"Waiting for import" > what triggers the timeout and flags as failed?

Sonarr version (exact version) : 4.0.0.356
Mono version (if Sonarr is not running on Windows) : 4.0.0.356-ls389 by linuxserver.io
OS : Docker

Description of issue :
In relation to Getting seedbox and local Sonarr working together

So we know that using the remote folder mapping function, its intended purpose was having Sonarr on a system other than the DL Client but within the same local network. This works fine for that use case, but in the remote DL client approach, where files need to be synced across the internet, the amount of time that takes causes problems.

While my internet is pretty fast, and file syncing completes in a reasonable amount of time, it’s not quite fast enough, and Sonarr gives up waiting. It then deletes that queue item(s) and flags it as failed just before I have the opportunity to move them to the monitored DIR.

The system automatically flags things as “manually marked as failed”. But I didn’t manually flag it.
image

So my question is, what is controlling the period of time that Sonarr waits for corresponding files to be available?

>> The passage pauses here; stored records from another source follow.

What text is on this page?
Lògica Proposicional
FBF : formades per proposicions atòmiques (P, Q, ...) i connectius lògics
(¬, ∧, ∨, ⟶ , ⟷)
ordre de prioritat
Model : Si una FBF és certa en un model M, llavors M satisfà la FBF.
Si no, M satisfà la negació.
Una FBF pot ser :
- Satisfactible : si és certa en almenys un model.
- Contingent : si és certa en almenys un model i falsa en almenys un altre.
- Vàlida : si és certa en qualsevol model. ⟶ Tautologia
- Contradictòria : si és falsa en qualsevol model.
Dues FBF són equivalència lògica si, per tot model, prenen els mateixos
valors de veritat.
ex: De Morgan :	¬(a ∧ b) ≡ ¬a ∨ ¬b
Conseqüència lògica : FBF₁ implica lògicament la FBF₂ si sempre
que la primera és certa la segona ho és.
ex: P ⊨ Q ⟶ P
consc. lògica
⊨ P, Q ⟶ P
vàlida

Is there any way that we can edit that period or remove it altogether (optionally)? This would allow Sonarr to manage DLs and us to manually move those synced files over for Sonarr to continue processing the import. Yeah, it removes the automation part, but we are already making that exception as it currently stands but with that timeout.

Perhaps there’s a setting to disable the automatic handling of failed downloads?

As for automating a failed DL, that would have to be a manual process. Besides, how does Sonarr currently know if what it downloaded has failed? It knows if a seed is DLing or not and if it is completed. But it doesn’t know what’s in the DL. That would still need a manual flag.

Thanks again all for your work and ideas.

Sonarr doesn’t do this. Failed downloads either come from the download client reporting it as failed (and Sonarr automatically handling that, but logs a message from the client) or manually marking it as failed, which is when this particular message is stored and displayed.

That will happen if you remove the download from the queue (and tell Sonarr to blocklist it) or if marked as failed from history.

Just to provide an update in case anyone else new runs into this. I was running the Sonarr-Extended Docker image. That version includes a series of extra scripts that do things automatically. One of which cleans the import window every 15 minutes. But you can disable the extra scripts that you don’t want to run. Once I disabled that one, everything started working as expected.